Bjorn drew back a little and laid his head on his arm close beside me, looking at me. The light was dim, and his face was in shadow, but I could see his eyes gleam. Around his head and shoulders, the beautiful blue colour that was his essence glowed peacefully.

‘You’re just a little frightening, you know,’ he said. But he softened his words by rubbing his thumb gently along my cheekbone. I could feel Bjorn’s warmth begin to steal into me, making my eyelids heavy. Sleep was coming and I couldn’t fight it.

‘Are you warmer now?’ Bjorn asked. His voice sounded as though it was coming from a long way away.

‘Yes,’ I assured him drowsily. It was a huge effort to speak. I felt my limbs turn heavy as rocks and my eyes slowly close, as sleep took me.

I woke up with the sun shining in my face. I was cold again. I knew at once that Bjorn had gone. I sat up and could see him standing nearby at the prow keeping look out, clad in his tunic and leggings. I rubbed the sleep from my eyes and saw I was still covered in his cloak.

I struggled to my feet, stretching my stiff, painful limbs. The cuts and bruises from our forced march behind Svanson’s horse were very sore.
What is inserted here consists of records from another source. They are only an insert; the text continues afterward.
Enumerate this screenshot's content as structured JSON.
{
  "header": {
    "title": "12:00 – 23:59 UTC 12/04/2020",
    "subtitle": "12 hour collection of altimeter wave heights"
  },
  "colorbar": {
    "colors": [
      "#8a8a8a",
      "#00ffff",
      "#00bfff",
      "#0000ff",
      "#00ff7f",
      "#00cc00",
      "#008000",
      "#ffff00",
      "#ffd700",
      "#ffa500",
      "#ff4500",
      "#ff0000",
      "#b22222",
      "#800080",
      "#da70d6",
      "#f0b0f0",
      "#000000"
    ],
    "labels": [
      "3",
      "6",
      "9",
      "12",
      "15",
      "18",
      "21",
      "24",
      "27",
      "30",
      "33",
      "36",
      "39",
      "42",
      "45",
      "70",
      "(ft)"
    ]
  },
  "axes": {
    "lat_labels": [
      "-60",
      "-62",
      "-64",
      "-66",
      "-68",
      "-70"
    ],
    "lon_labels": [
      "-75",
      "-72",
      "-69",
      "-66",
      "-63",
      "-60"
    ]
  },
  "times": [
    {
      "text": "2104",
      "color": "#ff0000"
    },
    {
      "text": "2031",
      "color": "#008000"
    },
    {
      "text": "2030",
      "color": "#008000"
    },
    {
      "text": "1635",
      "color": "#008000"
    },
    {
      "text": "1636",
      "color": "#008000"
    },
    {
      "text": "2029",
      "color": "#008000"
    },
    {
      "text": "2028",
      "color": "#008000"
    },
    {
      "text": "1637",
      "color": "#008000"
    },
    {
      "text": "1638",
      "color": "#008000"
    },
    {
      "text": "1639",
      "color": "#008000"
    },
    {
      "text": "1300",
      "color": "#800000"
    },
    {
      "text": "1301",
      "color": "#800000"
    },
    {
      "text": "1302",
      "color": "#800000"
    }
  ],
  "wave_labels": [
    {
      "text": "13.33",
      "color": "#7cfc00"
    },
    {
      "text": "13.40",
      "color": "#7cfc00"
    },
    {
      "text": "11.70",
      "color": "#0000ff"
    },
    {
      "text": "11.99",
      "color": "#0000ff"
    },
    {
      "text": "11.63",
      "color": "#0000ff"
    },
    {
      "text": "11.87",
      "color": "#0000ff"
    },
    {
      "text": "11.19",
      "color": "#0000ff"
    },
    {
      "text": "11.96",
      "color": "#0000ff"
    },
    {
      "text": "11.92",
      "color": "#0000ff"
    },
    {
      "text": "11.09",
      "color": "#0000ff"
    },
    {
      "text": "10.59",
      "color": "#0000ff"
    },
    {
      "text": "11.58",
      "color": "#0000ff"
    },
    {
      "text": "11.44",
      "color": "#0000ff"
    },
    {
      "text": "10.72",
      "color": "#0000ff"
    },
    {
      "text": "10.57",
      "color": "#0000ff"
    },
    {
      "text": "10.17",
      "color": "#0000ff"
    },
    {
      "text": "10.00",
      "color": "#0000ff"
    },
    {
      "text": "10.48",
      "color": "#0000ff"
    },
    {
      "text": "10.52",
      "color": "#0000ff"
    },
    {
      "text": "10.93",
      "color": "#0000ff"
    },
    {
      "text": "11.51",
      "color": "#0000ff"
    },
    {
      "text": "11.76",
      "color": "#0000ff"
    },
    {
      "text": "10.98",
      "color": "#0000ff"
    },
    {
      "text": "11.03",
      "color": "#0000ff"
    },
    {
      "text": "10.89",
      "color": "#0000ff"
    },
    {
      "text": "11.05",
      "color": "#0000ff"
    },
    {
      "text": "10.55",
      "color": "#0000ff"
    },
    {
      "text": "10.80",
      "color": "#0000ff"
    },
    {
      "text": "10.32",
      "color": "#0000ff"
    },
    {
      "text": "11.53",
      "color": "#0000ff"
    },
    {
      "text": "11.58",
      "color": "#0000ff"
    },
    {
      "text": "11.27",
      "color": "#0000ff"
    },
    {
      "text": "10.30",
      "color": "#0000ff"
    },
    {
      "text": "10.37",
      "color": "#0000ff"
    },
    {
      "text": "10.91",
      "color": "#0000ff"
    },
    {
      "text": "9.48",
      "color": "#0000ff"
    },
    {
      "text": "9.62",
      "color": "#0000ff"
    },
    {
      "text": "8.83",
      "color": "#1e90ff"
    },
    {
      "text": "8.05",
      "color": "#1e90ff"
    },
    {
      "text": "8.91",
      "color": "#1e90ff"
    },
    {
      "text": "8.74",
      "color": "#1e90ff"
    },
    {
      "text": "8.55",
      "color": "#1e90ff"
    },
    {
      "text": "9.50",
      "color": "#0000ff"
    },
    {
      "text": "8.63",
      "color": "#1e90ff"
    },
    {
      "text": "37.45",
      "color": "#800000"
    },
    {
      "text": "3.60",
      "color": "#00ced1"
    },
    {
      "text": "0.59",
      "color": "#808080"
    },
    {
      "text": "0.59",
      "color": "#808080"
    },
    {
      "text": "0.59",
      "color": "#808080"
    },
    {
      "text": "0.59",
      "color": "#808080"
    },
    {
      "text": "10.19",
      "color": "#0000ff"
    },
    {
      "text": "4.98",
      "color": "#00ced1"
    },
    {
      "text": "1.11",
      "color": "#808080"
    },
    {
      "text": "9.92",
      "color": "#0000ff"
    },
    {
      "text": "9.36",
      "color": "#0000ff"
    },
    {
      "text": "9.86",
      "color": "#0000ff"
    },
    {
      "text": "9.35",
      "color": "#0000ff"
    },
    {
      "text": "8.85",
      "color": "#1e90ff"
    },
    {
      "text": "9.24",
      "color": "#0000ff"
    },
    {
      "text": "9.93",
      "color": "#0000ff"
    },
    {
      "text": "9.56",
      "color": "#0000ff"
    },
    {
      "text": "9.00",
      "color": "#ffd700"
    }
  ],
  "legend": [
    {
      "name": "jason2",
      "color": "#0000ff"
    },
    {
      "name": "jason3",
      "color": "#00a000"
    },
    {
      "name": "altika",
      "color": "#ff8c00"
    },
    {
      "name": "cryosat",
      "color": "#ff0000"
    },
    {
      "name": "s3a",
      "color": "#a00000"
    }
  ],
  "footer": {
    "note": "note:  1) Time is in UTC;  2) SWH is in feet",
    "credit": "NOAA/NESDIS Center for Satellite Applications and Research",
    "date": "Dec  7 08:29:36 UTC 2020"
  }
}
‘Thora, you’re awake,’ said Bjorn. As he turned and saw me, his blue aura was suffused with pink. It was the colour I saw around my parents when they told me they loved me. As I saw it, I knew that in following my vision I had made the right choice. I was meant to be here. I went to stand beside Bjorn and he smiled warmly at me. As I gave him his cloak, he caught my hand as he took it, pressing my fingers lightly, and then releasing them. There was a bond between us now, I thought, looking up at him. We’d only just met, but so much had happened. I could read his feelings for me as clearly as if he had spoken them. I felt a rush of affection for him in return. I’d never felt like this before.